Done manually, these tasks would eat up too much time, effort and money. Still, technology alone isn’t the answer; organizations must be ready. The following are a few areas to focus on.

  • People in place. Roles that must be filled include a content marketer who’s able to tell stories in an animated way, a creative director who can ensure videos are on brand and someone who can oversee marketing operations to ensure the right data is used to make video stories personally relevant.
  • Plan your processes. Rather than replacing video production teams, elevate them and augment their work by bringing more folks into the collaboration fold. As feedback happens, take a modular approach to revise standalone scenes rather than re-exporting everything.
  • Deployment success. Why start from scratch when there are proven video stories and templates? Examples exist in nearly every industry, ranging from using video to help customers understand billing in telecom, benefits in health insurance, product details and value in e-commerce.
  • Pitfalls to avoid. Don’t get stuck on autopilot. Always be testing which messages resonate best with different audiences. Both your technology and your processes should be agile in order to make content changes as they happen.

A Whole New View

Deploying video at scale can happen in a wide variety of use cases. For retail, it can help drive in-store traffic, stimulate customer loyalty and promote store credit cards. When created in modules, retailers have the ability to personalize at scale and roll out content quickly, saving time and money.

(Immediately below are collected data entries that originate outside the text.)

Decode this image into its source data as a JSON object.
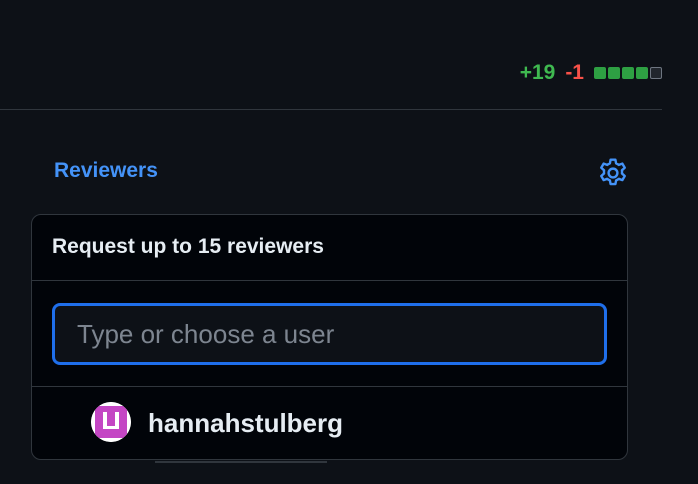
{
  "diffstat": {
    "additions": "+19",
    "deletions": "-1",
    "blocks": [
      "added",
      "added",
      "added",
      "added",
      "neutral"
    ],
    "colors": {
      "added": "#2ea043",
      "neutral": "#21262d",
      "additions_text": "#3fb950",
      "deletions_text": "#f85149"
    }
  },
  "reviewers": {
    "heading": "Reviewers",
    "settings_icon": "gear-icon",
    "accent_color": "#4493f8"
  },
  "popup": {
    "title": "Request up to 15 reviewers",
    "search_placeholder": "Type or choose a user",
    "search_value": "",
    "users": [
      {
        "username": "hannahstulberg",
        "avatar_icon": "identicon-avatar",
        "avatar_color": "#c446c4"
      }
    ]
  }
}
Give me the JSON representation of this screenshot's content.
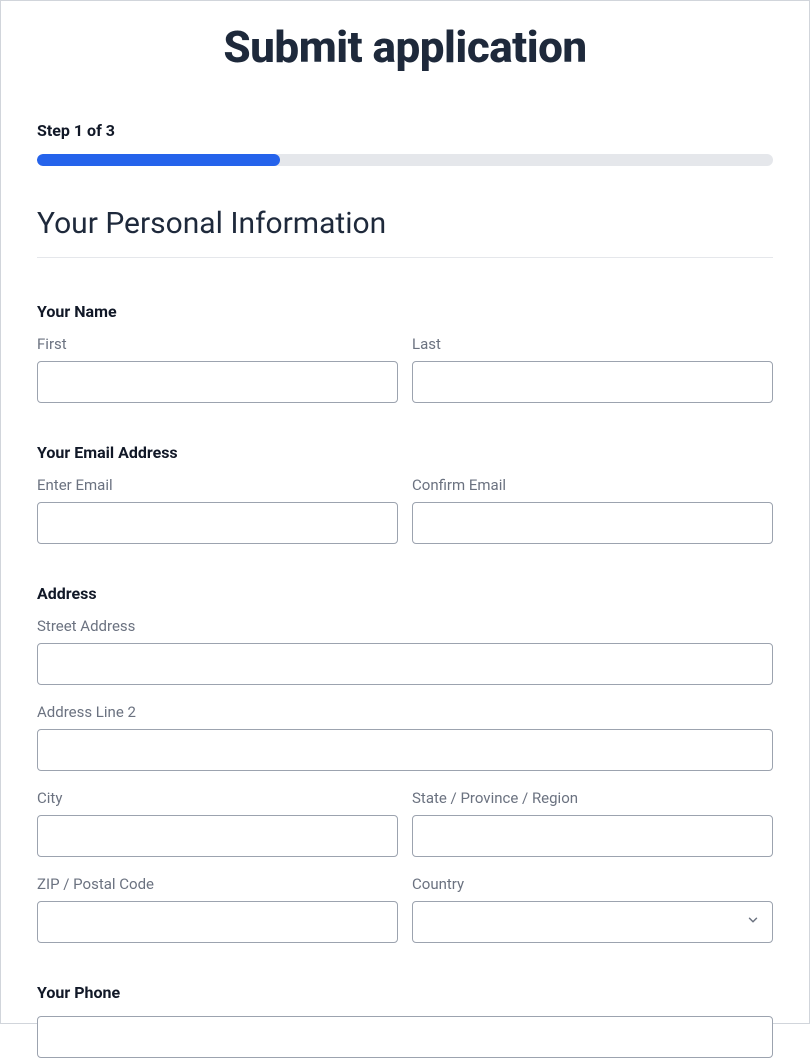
{
  "page": {
    "title": "Submit application"
  },
  "progress": {
    "step_label": "Step 1 of 3",
    "current": 1,
    "total": 3,
    "percent": 33
  },
  "section": {
    "heading": "Your Personal Information"
  },
  "name": {
    "group_label": "Your Name",
    "first": {
      "label": "First",
      "value": ""
    },
    "last": {
      "label": "Last",
      "value": ""
    }
  },
  "email": {
    "group_label": "Your Email Address",
    "enter": {
      "label": "Enter Email",
      "value": ""
    },
    "confirm": {
      "label": "Confirm Email",
      "value": ""
    }
  },
  "address": {
    "group_label": "Address",
    "street": {
      "label": "Street Address",
      "value": ""
    },
    "line2": {
      "label": "Address Line 2",
      "value": ""
    },
    "city": {
      "label": "City",
      "value": ""
    },
    "state": {
      "label": "State / Province / Region",
      "value": ""
    },
    "zip": {
      "label": "ZIP / Postal Code",
      "value": ""
    },
    "country": {
      "label": "Country",
      "value": ""
    }
  },
  "phone": {
    "group_label": "Your Phone",
    "value": ""
  }
}
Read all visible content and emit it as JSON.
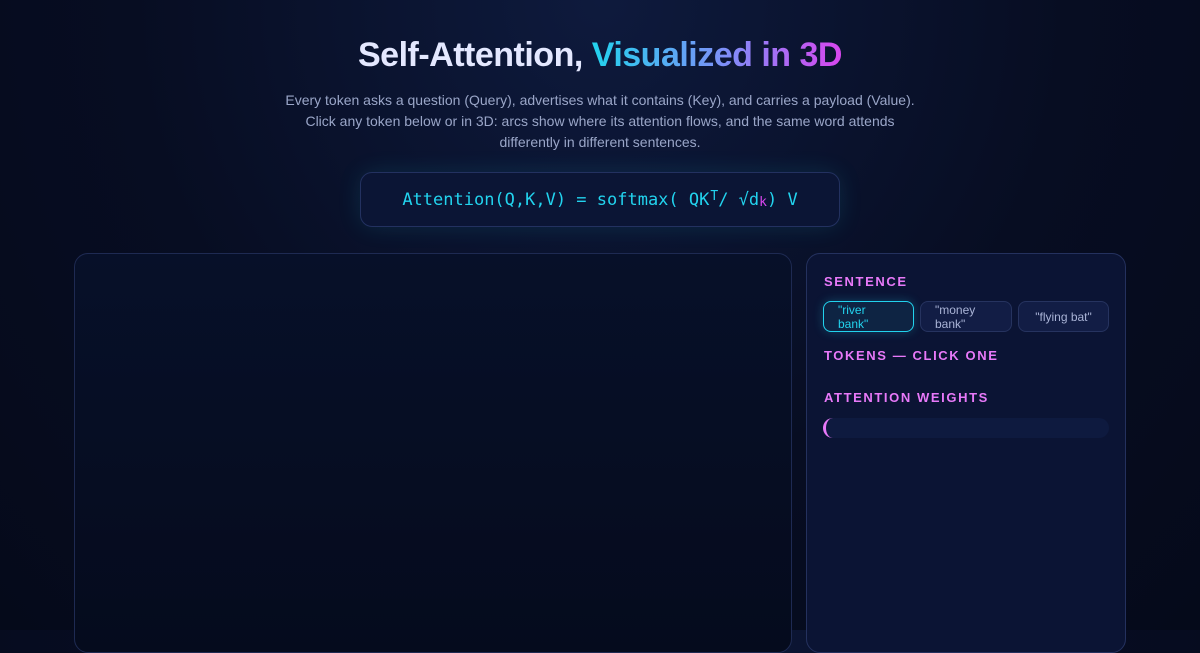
{
  "header": {
    "title_plain": "Self-Attention,",
    "title_gradient": "Visualized in 3D",
    "subtitle_line1": "Every token asks a question (Query), advertises what it contains (Key), and carries a payload (Value).",
    "subtitle_line2": "Click any token below or in 3D: arcs show where its attention flows, and the same word attends",
    "subtitle_line3": "differently in different sentences."
  },
  "formula": {
    "prefix": "Attention(Q,K,V) = softmax( QK",
    "superscript": "T",
    "middle": " / √d",
    "subscript": "k",
    "suffix": " ) V"
  },
  "panel": {
    "sentence_label": "SENTENCE",
    "tokens_label": "TOKENS — CLICK ONE",
    "weights_label": "ATTENTION WEIGHTS",
    "sentences": [
      {
        "label": "\"river bank\"",
        "active": true
      },
      {
        "label": "\"money bank\"",
        "active": false
      },
      {
        "label": "\"flying bat\"",
        "active": false
      }
    ]
  },
  "colors": {
    "accent_cyan": "#22d3ee",
    "accent_magenta": "#e879f9",
    "accent_violet": "#818cf8"
  }
}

For health insurers, video can help members understand coverage. With a modular library, they don’t have to sift through collateral or an all-encompassing video. Instead, based on data points, the insurer’s platform could deliver a video experience matched to that person’s needs—which could also lessen the cost burden on support functions.

Financial services could use modular video to bring customers up to speed on account status while detailing contributions needed to reach personal goals. Cable providers could use video to minimize in-home visits by providing issue-specific chapters that allow customers to handle self-installs and troubleshooting, which can also lower provider costs.

The democratization of digital video is complete with the ability to create and distribute relevant, modular video content at scale. It’s a whole new view of video—one with “stop what you’re doing” potential that’s as attention-grabbing as the Wildcats making it to the Final Four or a new rare art exhibit at the Met.